The President's criticism also ignored a key point: The stockpile was never intended -- or funded -- to be a panacea for a pandemic. Rather, it serves as one piece of the overall supply chain puzzle during a disaster.
"When we started the pandemic in January, we really didn't know what the status of the supply chain was. We didn't know what hospitals had on hand. We didn't know what the state supplies were. We didn't even know what the commercial distributors had on their shelves," Kadlec told Gupta.

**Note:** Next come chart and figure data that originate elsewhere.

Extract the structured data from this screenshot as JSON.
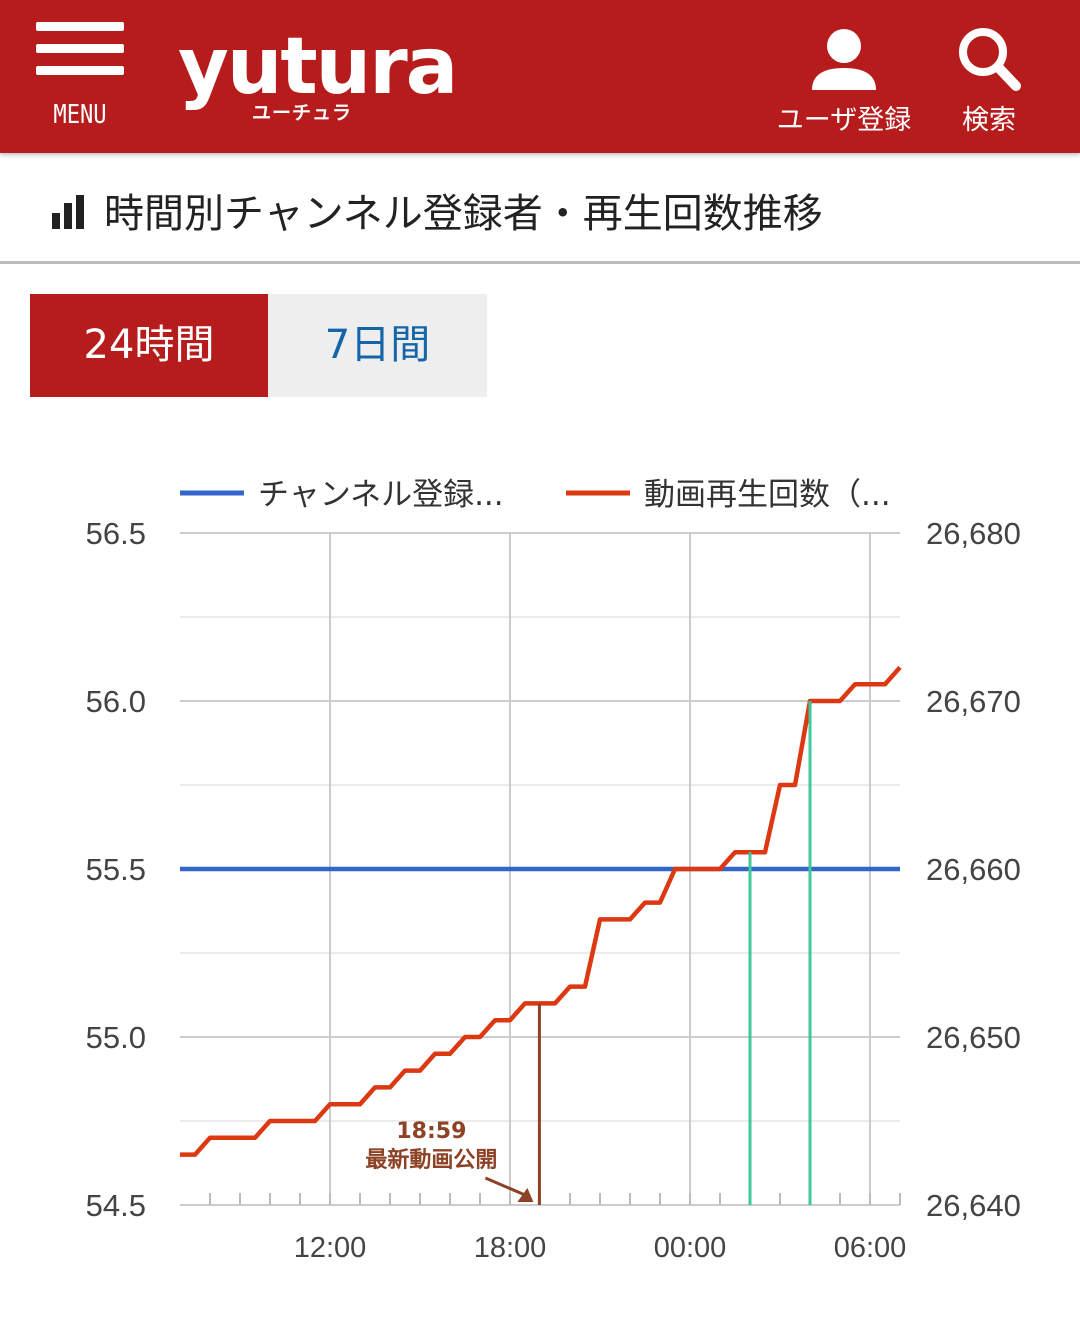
{
  "header": {
    "menu_label": "MENU",
    "logo_text": "yutura",
    "logo_sub": "ユーチュラ",
    "user_register_label": "ユーザ登録",
    "search_label": "検索",
    "bg_color": "#b71c1c"
  },
  "section": {
    "title": "時間別チャンネル登録者・再生回数推移",
    "icon": "bar-chart-icon"
  },
  "tabs": [
    {
      "label": "24時間",
      "active": true
    },
    {
      "label": "7日間",
      "active": false
    }
  ],
  "chart_data": {
    "type": "line",
    "legend": {
      "placement": "top",
      "entries": [
        {
          "label": "チャンネル登録...",
          "color": "#3366cc"
        },
        {
          "label": "動画再生回数（...",
          "color": "#dc3912"
        }
      ]
    },
    "left_axis": {
      "ticks": [
        "56.5",
        "56.0",
        "55.5",
        "55.0",
        "54.5"
      ],
      "ylim": [
        54.5,
        56.5
      ]
    },
    "right_axis": {
      "ticks": [
        "26,680",
        "26,670",
        "26,660",
        "26,650",
        "26,640"
      ],
      "ylim": [
        26640,
        26680
      ]
    },
    "x_axis": {
      "ticks": [
        "12:00",
        "18:00",
        "00:00",
        "06:00"
      ],
      "range_hours": [
        7.0,
        31.0
      ]
    },
    "grid": true,
    "series": [
      {
        "name": "チャンネル登録...",
        "axis": "left",
        "color": "#3366cc",
        "points": [
          [
            7.0,
            55.5
          ],
          [
            31.0,
            55.5
          ]
        ]
      },
      {
        "name": "動画再生回数（...",
        "axis": "right",
        "color": "#dc3912",
        "points": [
          [
            7.0,
            26643
          ],
          [
            7.5,
            26643
          ],
          [
            8.0,
            26644
          ],
          [
            8.5,
            26644
          ],
          [
            9.0,
            26644
          ],
          [
            9.5,
            26644
          ],
          [
            10.0,
            26645
          ],
          [
            10.5,
            26645
          ],
          [
            11.0,
            26645
          ],
          [
            11.5,
            26645
          ],
          [
            12.0,
            26646
          ],
          [
            12.5,
            26646
          ],
          [
            13.0,
            26646
          ],
          [
            13.5,
            26647
          ],
          [
            14.0,
            26647
          ],
          [
            14.5,
            26648
          ],
          [
            15.0,
            26648
          ],
          [
            15.5,
            26649
          ],
          [
            16.0,
            26649
          ],
          [
            16.5,
            26650
          ],
          [
            17.0,
            26650
          ],
          [
            17.5,
            26651
          ],
          [
            18.0,
            26651
          ],
          [
            18.5,
            26652
          ],
          [
            19.0,
            26652
          ],
          [
            19.5,
            26652
          ],
          [
            20.0,
            26653
          ],
          [
            20.5,
            26653
          ],
          [
            21.0,
            26657
          ],
          [
            21.5,
            26657
          ],
          [
            22.0,
            26657
          ],
          [
            22.5,
            26658
          ],
          [
            23.0,
            26658
          ],
          [
            23.5,
            26660
          ],
          [
            24.0,
            26660
          ],
          [
            24.5,
            26660
          ],
          [
            25.0,
            26660
          ],
          [
            25.5,
            26661
          ],
          [
            26.0,
            26661
          ],
          [
            26.5,
            26661
          ],
          [
            27.0,
            26665
          ],
          [
            27.5,
            26665
          ],
          [
            28.0,
            26670
          ],
          [
            28.5,
            26670
          ],
          [
            29.0,
            26670
          ],
          [
            29.5,
            26671
          ],
          [
            30.0,
            26671
          ],
          [
            30.5,
            26671
          ],
          [
            31.0,
            26672
          ]
        ]
      }
    ],
    "annotations": [
      {
        "time": "18:59",
        "label": "最新動画公開",
        "hour": 18.98,
        "color": "#8d4125"
      },
      {
        "hour": 26.0,
        "color": "#3ec99a"
      },
      {
        "hour": 28.0,
        "color": "#3ec99a"
      }
    ]
  }
}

Months later, Kadlec found himself included in a whistleblower complaint that alleges he and others within the US Department of Health and Human Services responded slowly to the coronavirus outbreak. Kadlec told Gupta that he would "challenge some of the accuracies" of that complaint.
Overall, "we had no systems in place," Giroir told Gupta.
"What's the supply chain? We don't know," Giroir said. "How many tests do we have in the stockpile? Well, there was no test in the stockpile. How many swabs do we have? We didn't have a single swab. So all of this was starting from scratch."
The doctors now hope that the nation is better equipped and more united in its fight against COVID-19.
'All the doctors received death threats'
More than a year after the coronavirus pandemic was declared, there is still divisiveness across the United States, Fauci told Gupta.
"This is a war. So if you're going to fight a war, you better start shooting at the enemy instead of at each other," Fauci said. "I'm nervous about the intensity of the divisiveness in the country right now."
The division became so intense early in the pandemic that by April of last year, Fauci required personal security from law enforcement at all times -- including at his home -- due to threats to his safety.
"All the doctors received death threats," Birx told Gupta.
"My daughters got the same rude text messages," she said. "A lot of sexual references, saying, 'The country would be better off if you were dead.' 'You're misleading the country.' 'Your tongue should be cut out.'"
Birx said that she originally would take the threats to the State Department, but eventually "didn't have time."
Former FDA Commissioner Hahn also shared concern about divisiveness in the country.
"We are so divided and there's a lot of mistrust across the board in the US," Hahn told Gupta. "We need to overcome that. We need to come together."